Winter is the most difficult time of year to be sleeping rough in London. It is often cold, rainy and dark, and at time where families would usually come together, it can be a lonely and isolated experience if you are homeless. However, today it has been announced that the Greater London Authority are going to use a Social Impact Bond (SIB) to fund potentially life-changing provisions for up to 800 rough sleepers in London. This SIB raises money from socially-motivated investors, who invest in a programme of support, to be delivered primarily by St Mungo’s and Thames Reach. David Cameron commented, “Britain is a world leader in using finance to help grow a bigger, stronger society,” and indeed this is the first SIB in the world aiming to reduce rough sleeping. Alongside this, the Prime Minister has also launched a Social Outcomes Fund – a £20 million fund managed by the Cabinet Office, which is intended to deal with the main problems holding back the growth of SIBs. (For some background on SIBs and payment by results, have a look at my previous blog).

The Young Foundation worked alongside Social Finance to develop this SIB, providing service design expertise. We looked at why there were so many rough sleepers in London, and why they were unable to find the help they needed to access accommodation. Our approach focused on the needs of rough sleepers from their own perspective. Literature reviews and examination of best practice can only provide limited insight; we needed to know what it was like to be a rough sleeper in London.

We ran a series of focus groups with those who were currently sleeping rough, understanding how they came to sleep on the streets. We heard stories of family breakdown and a loss of support networks, tales of the how the loss of a job spiraled into homelessness, and stories of people who had lost all faith in support services – believing that there was no one who had the ability or desire to help them. We also spoke to those who provide homelessness services, who have been hit by funding cuts, but whose services were now needed more than ever. We spent time with outreach workers, walking around central London by night. Together we looked for rough sleepers who needed support but didn’t know who to go to or how to get help, some seeking asylum in this country. Lastly, we spoke to ex-rough sleepers, to understand their journey from a life on the streets to something better. All of this research painted a complex picture of what it is like to be homeless in London. Rough sleepers we spoke to had multiple needs. There was no one-size-fits-all answer, but across the board there was a need for increased funds to help get people back to where they wanted to be.

This new SIB takes this research into account, and aims to make it possible to raise the finance needed to tackle a range of issues any rough sleeper may face – be it mental health issues, drug and alcohol addiction, training and educational needs, reoffending or health problems. Holistic and tailored provision is needed; simply providing accommodation is not enough.

Alongside this, recent press accounts highlight mounting accommodation problems across London, in part influenced by changes to the English Homeless legislation. Social Life’s Nicola Bacon points out that

 “eligibility for help as homeless is tight, and has become more stringent over the years. Only families with children, and vulnerable adults, who can show they lost their home through no fault of their own and who have no other alternatives, now qualify for help.”
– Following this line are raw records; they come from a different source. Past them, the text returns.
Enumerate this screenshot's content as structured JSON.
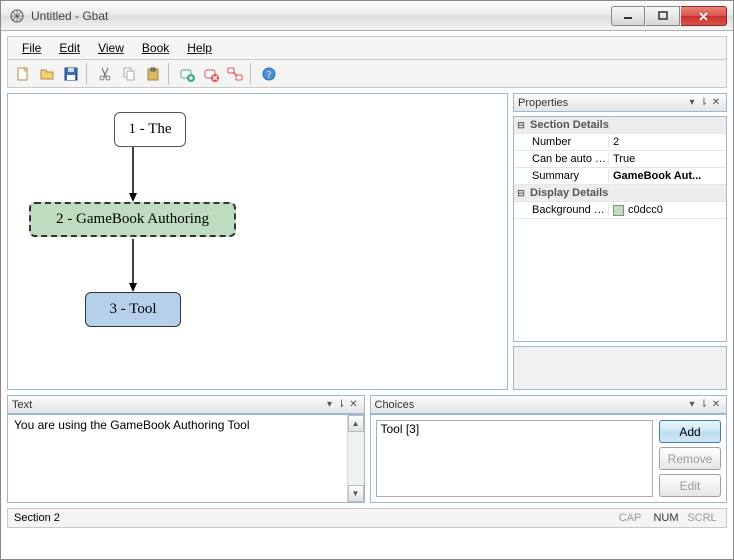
{
  "window": {
    "title": "Untitled - Gbat"
  },
  "menu": {
    "file": "File",
    "edit": "Edit",
    "view": "View",
    "book": "Book",
    "help": "Help"
  },
  "canvas": {
    "nodes": {
      "n1": "1 - The",
      "n2": "2 - GameBook Authoring",
      "n3": "3 - Tool"
    }
  },
  "properties": {
    "panelTitle": "Properties",
    "cat1": "Section Details",
    "row_number_label": "Number",
    "row_number_value": "2",
    "row_auto_label": "Can be auto s...",
    "row_auto_value": "True",
    "row_summary_label": "Summary",
    "row_summary_value": "GameBook Aut...",
    "cat2": "Display Details",
    "row_bg_label": "Background C...",
    "row_bg_value": "c0dcc0"
  },
  "textPanel": {
    "title": "Text",
    "content": "You are using the GameBook Authoring Tool"
  },
  "choicesPanel": {
    "title": "Choices",
    "item0": "Tool [3]",
    "addLabel": "Add",
    "removeLabel": "Remove",
    "editLabel": "Edit"
  },
  "status": {
    "left": "Section 2",
    "cap": "CAP",
    "num": "NUM",
    "scrl": "SCRL"
  }
}
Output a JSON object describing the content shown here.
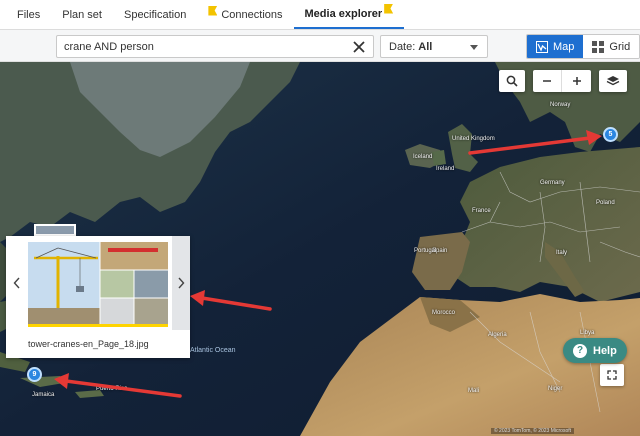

With this agenda, what is key is that families and single people do not find themselves in the position of having to sleep rough in the first place. With any legislative change, there needs to be provision available to help those most vulnerable and in need. Although the announced SIB is helping move people from a life on the streets, safeguards must also be in place to make sure this is will not happen to a new generation of London’s citizens.